After researching the issue and a call with Microsoft, we saw that there was a problem with the Certificate configuration on the Inbound connector. The common name on the certificate - lets say "mail.contoso.com" was correct on both ends however the Organisation Name on the certificate was different which was enough to cause inbound SMTP email from on-premises to be not identified by the Inbound Connector and get flagged as anonymous.

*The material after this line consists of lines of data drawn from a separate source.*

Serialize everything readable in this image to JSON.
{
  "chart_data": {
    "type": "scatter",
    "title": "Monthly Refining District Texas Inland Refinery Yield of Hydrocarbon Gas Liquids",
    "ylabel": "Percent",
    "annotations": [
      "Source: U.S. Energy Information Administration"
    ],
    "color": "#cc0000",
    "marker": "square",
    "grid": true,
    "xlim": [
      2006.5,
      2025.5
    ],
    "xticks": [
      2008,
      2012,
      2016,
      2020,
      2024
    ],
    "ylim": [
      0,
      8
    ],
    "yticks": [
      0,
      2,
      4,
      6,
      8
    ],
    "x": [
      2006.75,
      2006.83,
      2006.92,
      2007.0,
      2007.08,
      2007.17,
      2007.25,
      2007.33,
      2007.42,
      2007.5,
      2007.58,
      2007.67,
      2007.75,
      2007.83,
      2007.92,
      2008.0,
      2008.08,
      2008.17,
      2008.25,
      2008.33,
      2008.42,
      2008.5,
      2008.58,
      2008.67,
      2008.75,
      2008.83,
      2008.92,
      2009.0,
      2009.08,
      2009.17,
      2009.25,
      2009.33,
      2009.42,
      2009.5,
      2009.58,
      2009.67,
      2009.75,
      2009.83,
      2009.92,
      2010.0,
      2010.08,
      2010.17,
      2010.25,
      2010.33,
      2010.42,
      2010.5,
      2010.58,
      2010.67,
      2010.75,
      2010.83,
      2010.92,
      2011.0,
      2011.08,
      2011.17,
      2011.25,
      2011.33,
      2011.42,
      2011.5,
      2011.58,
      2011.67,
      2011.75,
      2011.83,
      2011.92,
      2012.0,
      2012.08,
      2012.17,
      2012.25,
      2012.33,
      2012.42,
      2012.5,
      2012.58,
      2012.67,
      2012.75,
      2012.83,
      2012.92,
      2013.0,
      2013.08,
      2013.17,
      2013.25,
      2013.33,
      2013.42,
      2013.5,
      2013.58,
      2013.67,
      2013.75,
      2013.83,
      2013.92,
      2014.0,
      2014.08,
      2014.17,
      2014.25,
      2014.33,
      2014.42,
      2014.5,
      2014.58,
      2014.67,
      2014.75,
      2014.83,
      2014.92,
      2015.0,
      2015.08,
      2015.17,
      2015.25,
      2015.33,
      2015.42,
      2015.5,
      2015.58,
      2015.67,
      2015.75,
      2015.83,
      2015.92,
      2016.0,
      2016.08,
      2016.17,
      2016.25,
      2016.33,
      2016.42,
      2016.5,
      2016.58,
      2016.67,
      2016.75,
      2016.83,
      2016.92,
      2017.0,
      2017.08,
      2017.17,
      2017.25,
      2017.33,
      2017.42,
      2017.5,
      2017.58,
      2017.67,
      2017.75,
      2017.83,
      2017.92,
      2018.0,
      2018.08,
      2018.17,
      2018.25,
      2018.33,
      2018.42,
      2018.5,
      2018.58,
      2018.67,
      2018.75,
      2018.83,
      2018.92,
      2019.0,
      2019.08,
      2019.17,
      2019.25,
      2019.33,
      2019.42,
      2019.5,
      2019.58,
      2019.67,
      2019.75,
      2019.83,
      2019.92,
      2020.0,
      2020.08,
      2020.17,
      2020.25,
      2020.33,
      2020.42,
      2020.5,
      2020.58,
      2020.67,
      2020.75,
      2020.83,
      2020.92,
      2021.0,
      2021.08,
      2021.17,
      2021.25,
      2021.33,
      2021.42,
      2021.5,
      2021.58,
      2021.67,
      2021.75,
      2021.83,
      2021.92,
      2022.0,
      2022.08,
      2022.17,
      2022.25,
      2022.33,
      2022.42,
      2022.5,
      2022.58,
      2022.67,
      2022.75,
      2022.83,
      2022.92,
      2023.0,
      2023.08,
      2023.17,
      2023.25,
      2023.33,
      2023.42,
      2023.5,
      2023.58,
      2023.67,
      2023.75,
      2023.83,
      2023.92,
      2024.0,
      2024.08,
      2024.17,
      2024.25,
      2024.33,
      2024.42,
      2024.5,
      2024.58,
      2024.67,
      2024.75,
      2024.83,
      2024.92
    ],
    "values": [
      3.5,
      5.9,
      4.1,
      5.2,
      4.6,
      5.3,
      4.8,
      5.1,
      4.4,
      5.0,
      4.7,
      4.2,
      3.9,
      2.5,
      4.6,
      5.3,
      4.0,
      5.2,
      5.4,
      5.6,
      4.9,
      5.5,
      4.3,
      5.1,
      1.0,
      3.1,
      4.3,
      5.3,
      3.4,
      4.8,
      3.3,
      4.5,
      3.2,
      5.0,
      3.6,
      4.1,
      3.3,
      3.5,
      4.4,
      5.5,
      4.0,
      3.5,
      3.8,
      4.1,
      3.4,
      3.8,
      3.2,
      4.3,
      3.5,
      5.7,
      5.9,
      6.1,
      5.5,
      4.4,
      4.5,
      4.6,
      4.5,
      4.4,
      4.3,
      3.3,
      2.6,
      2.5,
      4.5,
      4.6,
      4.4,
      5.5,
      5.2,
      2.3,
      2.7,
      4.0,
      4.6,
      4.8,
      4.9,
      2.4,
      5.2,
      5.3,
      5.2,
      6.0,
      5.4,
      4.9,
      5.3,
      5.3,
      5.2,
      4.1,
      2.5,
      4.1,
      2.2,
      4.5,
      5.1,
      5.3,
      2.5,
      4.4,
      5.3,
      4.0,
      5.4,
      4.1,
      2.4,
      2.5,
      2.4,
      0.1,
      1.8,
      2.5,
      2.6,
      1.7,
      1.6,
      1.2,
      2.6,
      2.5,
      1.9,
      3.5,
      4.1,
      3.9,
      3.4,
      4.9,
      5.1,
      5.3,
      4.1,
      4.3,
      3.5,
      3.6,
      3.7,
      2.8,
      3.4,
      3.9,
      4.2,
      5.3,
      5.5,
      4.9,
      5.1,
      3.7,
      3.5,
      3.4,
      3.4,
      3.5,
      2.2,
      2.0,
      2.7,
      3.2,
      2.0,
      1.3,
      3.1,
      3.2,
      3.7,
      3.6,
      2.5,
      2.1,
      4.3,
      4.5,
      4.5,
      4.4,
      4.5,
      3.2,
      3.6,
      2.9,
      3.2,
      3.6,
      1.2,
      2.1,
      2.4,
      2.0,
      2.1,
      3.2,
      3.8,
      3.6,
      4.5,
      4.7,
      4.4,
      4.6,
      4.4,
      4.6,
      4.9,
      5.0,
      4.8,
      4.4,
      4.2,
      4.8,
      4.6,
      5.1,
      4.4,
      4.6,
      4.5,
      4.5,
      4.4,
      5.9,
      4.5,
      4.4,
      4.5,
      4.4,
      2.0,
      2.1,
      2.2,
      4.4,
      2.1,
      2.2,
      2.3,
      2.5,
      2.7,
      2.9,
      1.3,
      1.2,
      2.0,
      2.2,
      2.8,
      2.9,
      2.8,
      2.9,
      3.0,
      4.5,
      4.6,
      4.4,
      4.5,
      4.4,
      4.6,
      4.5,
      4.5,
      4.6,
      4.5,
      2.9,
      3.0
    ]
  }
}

To fix this issue, we needed to modify the Inbound Connector from having multiple attributes of the certificate as shown below.
To only having the "Common Name" of the on-premises certificate which for argument sake lets call it "mail.contoso.com".
After fixing the certificate details on the Inbound Connector, emails from on-premises to the cloud were identified as Internal. This can be verified by looking in the message header in one of the emails.
Note: You need to wait an hour for any changes to Exchange Online to propagate to Exchange Online Protection unless you speak to Microsoft Support, they have a script that forces it on the backend!
830fecf9-8ece-4d66-2536-08d81e5f643a
X-EOPAttributedMessage: 0
X-MS-Exchange-Organization-MessageDirectionality: Originating
X-MS-Exchange-Organization-AuthAs: Internal
X-MS-Exchange-Organization-AuthMechanism: 04
X-MS-Exchange-Organization-AuthSource: Exchange2013.domain.local
X-MS-Exchange-Organization-SCL: -1
X-CrossPremisesHeadersPromoted:
SY3AUS01FT006.eop-AUS01.prod.protection.outlook.com
X-CrossPremisesHeadersFiltered:
SY3AUS01FT006.eop-AUS01.prod.protection.outlook.com
After this, we re-instated the Centralized Mail Configuration and it worked perfectly.